7.Artikel 11 OLW; detentieomstandigheden

De raadsvrouw heeft zich op het standpunt gesteld dat de overlevering geweigerd dient te worden aangezien niet duidelijk is of de zorg die de opgeëiste persoon momenteel ontvangt zal worden voortgezet in Duitsland. De opgeëiste persoon neemt medicatie en is in afwachting van een plaats in een verslavingskliniek. Indien hij aan Duitsland wordt overgeleverd, is niet gegarandeerd dat hij die medicatie en behandeling voor zijn verslaving zal krijgen. Dit zou leiden tot een onmenselijke en vernederende behandeling.
De rechtbank is – met de officier van justitie – van oordeel dat de medische situatie van de opgeëiste persoon geen reden is om aan te nemen dat sprake zal zijn van een schending van artikel 11 OLW, nu de raadsvrouw niet met objectieve gegevens heeft onderbouwd dat in Duitsland aan gedetineerden met verslavingsproblematiek geen adequate zorg geleverd zal worden. De rechtbank beschikt ook ambtshalve niet over objectieve en naar behoren bijgewerkte gegevens die in het algemeen duiden op een mogelijke mensenrechtenschending in Duitse detentie-instellingen. De rechtbank verwerpt daarom het verweer.

8.Slotsom

De rechtbank stelt vast dat het EAB voldoet aan de eisen van artikel 2 OLW. Verder staan geen weigeringsgronden aan de overlevering in de weg en is geen sprake van een geval waarin aan het EAB geen gevolg mag worden gegeven. Om die reden staat de rechtbank de overlevering toe.

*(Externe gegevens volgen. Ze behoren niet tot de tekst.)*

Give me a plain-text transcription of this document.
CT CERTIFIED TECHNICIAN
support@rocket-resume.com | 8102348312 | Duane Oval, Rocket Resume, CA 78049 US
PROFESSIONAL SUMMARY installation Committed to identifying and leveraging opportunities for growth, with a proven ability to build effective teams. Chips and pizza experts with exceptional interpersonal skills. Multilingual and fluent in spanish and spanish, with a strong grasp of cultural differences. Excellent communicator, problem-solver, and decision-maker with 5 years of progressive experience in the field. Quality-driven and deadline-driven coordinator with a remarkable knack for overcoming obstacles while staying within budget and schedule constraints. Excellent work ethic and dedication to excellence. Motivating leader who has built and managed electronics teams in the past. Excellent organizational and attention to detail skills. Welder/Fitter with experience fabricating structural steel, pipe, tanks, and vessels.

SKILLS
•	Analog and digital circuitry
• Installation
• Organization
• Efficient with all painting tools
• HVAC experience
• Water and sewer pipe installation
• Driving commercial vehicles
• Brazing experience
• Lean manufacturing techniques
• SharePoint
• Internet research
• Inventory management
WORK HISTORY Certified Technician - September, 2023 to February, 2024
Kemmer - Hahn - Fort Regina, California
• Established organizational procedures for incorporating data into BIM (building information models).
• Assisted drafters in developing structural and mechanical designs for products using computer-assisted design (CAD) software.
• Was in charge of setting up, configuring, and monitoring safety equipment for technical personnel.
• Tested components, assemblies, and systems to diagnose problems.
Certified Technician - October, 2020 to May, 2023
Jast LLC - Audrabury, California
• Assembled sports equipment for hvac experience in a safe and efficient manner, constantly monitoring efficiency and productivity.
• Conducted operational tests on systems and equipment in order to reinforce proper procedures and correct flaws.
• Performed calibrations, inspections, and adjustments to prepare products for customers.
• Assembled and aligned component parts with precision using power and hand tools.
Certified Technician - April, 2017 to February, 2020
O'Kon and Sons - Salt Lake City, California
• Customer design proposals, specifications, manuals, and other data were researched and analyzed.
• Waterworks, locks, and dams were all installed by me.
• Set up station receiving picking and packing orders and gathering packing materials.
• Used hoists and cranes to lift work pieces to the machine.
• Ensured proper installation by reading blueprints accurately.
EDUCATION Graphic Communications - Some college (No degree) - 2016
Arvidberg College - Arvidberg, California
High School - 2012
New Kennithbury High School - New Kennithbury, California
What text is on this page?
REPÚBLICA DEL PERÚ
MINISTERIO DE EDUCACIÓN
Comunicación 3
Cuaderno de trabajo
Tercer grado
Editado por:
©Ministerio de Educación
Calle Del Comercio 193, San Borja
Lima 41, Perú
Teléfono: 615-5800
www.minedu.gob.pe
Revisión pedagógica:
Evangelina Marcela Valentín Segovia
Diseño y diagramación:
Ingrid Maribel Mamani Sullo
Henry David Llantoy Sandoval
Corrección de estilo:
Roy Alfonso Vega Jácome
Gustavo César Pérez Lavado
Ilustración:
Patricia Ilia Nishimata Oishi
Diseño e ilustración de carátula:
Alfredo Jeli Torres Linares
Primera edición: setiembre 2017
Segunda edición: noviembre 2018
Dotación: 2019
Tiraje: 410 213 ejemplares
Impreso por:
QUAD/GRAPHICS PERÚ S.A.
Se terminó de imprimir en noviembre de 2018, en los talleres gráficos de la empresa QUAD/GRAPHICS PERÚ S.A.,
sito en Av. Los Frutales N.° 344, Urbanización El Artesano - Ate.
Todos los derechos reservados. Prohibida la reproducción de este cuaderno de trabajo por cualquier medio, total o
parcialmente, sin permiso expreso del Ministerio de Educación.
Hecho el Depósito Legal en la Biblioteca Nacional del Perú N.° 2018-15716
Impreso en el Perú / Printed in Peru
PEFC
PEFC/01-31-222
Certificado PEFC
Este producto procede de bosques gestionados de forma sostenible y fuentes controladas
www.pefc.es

9.Toepasselijke wetsartikelen

De artikelen 5, 6, 7 en 13 OLW.

10.Beslissing

STAAT TOEde overlevering van
[opgeëiste persoon]aan het Kantongerecht (
Amtsgericht) Euskirchen (Duitsland) voor het feit zoals dat is omschreven in onderdeel e) van het EAB.
Deze uitspraak is gedaan door
mr. M.C.M. Hamer, voorzitter,
mrs. A.K. Glerum en A.R. Vlierhuis, rechters,
in tegenwoordigheid van L.E. Poel, griffier,
en in het openbaar uitgesproken op de zitting van 25 september 2024.
Ingevolge artikel 29, tweede lid, OLW staat tegen deze uitspraak geen gewoon rechtsmiddel open.

Voetnoten

1.Zie artikel 23 Overleveringswet.
2.Zie artikel 22, eerste en derde lid, OLW.
3.Zie onderdeel e) van het EAB.
4.Artikel 13, eerste lid, aanhef en onder a, OLW.